I can answer the Taoiseach's question. To the best of our knowledge, according to the best research and best international experts, we can do this without a cost to the Exchequer. Will the Taoiseach issue the money order if the committee passes it on that basis that afternoon? We are giving the Government two or three years to implement it. We are not saying it has to be implemented tomorrow. We will be doing it at the same time as the UK Government will do it. We will be doing it at the same time as we must radically change our entire recycling system to meet new higher European recycling standards. I believe we do have the answers to the Minister's concerns. We can do this without a cost to the Exchequer. No one knows for certain, as it takes time and we will have to spend a bit of time working through it, but the best research we have states it is possible. Will the Taoiseach issue the money order if the committee votes it through this afternoon on that basis?

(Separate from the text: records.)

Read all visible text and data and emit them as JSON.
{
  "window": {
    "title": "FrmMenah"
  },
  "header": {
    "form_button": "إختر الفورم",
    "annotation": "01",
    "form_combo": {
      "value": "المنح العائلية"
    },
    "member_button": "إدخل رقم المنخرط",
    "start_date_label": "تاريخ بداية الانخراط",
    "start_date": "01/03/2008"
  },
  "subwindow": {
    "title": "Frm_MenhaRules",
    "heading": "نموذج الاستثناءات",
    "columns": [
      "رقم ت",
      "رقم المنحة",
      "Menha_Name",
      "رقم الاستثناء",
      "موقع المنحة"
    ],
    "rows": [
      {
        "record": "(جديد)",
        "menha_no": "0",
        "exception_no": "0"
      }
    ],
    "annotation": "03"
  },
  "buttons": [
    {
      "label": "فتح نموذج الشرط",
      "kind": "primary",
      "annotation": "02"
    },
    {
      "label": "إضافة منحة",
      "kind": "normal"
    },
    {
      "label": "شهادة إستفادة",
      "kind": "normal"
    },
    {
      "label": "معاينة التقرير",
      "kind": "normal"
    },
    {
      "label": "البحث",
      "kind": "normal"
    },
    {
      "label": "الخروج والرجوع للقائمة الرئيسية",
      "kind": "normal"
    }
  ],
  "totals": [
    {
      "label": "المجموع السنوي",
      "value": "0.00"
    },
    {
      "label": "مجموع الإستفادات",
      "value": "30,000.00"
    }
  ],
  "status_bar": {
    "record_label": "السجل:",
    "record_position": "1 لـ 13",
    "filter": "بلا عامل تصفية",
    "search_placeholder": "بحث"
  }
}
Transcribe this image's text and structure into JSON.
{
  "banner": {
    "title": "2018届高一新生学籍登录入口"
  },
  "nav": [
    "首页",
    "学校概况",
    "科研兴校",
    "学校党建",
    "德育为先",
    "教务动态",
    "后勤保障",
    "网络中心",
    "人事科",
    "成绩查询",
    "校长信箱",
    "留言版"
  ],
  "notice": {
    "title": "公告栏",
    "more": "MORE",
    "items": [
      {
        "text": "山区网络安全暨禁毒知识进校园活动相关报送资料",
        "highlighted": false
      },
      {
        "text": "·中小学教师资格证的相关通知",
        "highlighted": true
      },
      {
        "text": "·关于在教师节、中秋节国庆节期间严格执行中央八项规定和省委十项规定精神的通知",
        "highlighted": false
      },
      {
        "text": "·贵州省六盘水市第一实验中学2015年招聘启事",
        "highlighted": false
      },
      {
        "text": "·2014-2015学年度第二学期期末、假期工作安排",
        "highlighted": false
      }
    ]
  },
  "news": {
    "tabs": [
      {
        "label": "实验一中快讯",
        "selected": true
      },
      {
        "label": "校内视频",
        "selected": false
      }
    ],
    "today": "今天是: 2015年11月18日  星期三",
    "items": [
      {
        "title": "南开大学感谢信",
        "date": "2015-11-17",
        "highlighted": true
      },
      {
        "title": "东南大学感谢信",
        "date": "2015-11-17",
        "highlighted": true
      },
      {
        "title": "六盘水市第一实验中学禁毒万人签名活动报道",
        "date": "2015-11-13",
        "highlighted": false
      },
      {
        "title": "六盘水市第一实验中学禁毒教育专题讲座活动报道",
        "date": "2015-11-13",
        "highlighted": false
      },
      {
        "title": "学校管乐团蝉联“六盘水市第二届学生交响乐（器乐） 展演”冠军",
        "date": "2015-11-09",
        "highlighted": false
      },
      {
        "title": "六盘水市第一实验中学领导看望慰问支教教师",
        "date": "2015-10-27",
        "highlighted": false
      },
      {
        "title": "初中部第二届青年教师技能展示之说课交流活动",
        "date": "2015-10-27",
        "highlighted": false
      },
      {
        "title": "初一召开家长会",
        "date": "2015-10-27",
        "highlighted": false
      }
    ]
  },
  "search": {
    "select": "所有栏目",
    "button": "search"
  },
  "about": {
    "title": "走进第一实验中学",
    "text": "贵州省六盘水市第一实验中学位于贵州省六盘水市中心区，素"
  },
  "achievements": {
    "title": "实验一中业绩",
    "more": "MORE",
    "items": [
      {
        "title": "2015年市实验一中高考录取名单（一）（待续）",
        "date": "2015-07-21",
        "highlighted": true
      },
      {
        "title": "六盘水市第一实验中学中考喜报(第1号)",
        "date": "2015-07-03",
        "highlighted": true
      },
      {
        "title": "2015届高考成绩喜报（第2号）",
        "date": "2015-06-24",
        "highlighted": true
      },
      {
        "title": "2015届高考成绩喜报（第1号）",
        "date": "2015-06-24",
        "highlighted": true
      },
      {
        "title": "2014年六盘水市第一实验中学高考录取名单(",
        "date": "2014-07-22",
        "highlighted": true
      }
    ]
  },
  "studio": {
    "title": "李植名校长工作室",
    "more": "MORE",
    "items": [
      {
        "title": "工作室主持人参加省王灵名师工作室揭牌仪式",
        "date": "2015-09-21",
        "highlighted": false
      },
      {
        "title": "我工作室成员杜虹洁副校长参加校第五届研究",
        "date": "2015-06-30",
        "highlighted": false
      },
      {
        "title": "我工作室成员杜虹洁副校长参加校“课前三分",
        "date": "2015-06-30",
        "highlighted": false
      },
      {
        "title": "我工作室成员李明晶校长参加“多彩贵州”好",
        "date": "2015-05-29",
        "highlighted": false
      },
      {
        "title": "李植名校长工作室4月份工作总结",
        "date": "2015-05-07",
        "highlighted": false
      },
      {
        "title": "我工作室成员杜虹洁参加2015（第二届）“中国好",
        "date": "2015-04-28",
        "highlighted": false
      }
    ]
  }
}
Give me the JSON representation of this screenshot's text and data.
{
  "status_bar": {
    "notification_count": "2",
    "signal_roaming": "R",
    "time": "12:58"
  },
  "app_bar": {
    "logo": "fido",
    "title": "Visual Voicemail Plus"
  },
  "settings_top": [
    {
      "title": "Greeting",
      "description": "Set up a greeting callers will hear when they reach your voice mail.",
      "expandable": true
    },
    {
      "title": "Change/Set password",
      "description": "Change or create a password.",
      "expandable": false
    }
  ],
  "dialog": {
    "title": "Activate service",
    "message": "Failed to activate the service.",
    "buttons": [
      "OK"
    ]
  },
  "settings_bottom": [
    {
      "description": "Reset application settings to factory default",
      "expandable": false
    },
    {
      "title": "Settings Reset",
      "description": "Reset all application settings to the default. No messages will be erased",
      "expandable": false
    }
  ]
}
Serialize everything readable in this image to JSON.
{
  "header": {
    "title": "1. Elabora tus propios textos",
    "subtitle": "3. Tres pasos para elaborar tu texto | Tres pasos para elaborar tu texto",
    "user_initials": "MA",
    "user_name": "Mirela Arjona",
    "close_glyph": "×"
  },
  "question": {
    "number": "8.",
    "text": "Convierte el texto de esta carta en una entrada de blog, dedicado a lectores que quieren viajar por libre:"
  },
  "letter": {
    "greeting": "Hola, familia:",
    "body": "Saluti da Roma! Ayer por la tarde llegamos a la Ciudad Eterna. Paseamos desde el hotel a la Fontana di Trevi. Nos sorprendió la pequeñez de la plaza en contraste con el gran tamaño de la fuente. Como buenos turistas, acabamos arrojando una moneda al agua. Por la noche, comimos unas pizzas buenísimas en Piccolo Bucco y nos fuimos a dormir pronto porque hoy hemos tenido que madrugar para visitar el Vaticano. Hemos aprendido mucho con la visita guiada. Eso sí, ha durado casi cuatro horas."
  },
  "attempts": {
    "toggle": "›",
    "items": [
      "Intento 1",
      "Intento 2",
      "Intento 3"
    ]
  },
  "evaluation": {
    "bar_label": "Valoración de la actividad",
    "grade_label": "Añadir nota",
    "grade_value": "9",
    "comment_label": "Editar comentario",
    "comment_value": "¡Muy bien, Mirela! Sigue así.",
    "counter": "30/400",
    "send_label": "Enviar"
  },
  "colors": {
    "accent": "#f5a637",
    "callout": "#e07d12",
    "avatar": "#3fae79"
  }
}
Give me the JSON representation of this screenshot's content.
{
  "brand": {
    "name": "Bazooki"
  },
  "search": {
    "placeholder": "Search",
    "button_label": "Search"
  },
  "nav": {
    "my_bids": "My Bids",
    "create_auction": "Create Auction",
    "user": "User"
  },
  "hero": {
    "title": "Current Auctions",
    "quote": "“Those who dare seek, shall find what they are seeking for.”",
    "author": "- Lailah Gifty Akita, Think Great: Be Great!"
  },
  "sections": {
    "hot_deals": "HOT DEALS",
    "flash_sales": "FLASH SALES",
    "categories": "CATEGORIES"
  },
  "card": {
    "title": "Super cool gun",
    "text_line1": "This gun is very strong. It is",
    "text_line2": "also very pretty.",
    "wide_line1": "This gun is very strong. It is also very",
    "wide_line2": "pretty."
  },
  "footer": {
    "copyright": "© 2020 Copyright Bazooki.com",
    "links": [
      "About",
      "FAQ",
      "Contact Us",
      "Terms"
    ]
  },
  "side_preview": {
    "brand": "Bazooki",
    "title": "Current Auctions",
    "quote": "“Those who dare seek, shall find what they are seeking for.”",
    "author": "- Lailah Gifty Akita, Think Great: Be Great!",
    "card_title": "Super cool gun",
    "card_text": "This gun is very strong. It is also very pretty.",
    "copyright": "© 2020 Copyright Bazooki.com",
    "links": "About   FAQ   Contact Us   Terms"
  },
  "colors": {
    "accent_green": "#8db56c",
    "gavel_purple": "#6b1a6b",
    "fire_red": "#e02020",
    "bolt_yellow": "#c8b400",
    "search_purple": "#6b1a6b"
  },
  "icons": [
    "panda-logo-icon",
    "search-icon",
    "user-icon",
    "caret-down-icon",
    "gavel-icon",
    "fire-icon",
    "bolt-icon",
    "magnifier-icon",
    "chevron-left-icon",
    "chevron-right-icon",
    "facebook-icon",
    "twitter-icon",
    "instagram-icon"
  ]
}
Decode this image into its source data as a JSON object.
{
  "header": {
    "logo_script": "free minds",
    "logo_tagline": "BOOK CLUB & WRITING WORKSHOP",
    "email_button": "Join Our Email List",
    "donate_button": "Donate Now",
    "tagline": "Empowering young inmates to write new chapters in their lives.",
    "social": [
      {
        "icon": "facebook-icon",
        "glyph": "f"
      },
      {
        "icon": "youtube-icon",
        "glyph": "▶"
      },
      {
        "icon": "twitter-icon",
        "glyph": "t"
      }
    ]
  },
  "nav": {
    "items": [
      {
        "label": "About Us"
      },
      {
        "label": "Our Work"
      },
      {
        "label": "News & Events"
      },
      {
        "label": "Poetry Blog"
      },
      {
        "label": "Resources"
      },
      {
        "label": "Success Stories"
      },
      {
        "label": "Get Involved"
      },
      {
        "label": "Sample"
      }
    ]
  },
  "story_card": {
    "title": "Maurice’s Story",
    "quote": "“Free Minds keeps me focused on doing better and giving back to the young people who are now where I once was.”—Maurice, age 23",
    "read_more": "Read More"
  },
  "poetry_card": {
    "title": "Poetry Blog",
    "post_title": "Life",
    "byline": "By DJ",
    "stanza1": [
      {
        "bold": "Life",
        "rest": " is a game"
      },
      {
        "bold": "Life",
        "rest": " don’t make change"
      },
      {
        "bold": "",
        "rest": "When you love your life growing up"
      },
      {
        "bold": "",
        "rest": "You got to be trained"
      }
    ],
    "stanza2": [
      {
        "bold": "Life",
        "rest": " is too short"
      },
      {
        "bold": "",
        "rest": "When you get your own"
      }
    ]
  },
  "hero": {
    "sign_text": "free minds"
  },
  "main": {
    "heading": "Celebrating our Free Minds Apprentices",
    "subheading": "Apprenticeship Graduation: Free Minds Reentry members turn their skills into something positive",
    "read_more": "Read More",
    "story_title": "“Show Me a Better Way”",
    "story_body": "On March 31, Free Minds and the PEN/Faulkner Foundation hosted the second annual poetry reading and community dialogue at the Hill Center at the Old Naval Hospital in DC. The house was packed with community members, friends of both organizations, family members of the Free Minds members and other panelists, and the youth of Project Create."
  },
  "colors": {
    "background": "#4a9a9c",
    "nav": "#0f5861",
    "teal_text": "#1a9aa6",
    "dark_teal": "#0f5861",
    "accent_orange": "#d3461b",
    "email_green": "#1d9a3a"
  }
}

If it is revenue neutral and if it will not cost the Exchequer anything then obviously it does not require a money message but I will need more than the afternoon to examine the Deputy's numbers and determine whether his claim is true that it will not cost the Exchequer anything. The Deputy has form in this regard. He was, of course, a Minister in the Government that promised us the cheapest bank bailout in the world and we saw how much that ended up costing. Having been €30 billion out before, it will take more than the afternoon for us to see whether the Deputy's arithmetic has improved in the past decade and whether it stacks up.

This is the future.

Did the Taoiseach not vote for it?

I thought the Taoiseach voted for it.

As is absolutely the case, if it is Exchequer neutral and if it does not cost the Exchequer anything it will not require a money message, so obviously we will examine the Deputy's claim to see whether his numbers add up.

I would have reservations about any scheme that caused us to have to reduce or limit public expenditure in other areas. Even the richest country that wants to balance its books has limited money to spend on public services and most people would want us to prioritise issues such as health, education and disability for additional spending rather than deposit refund schemes.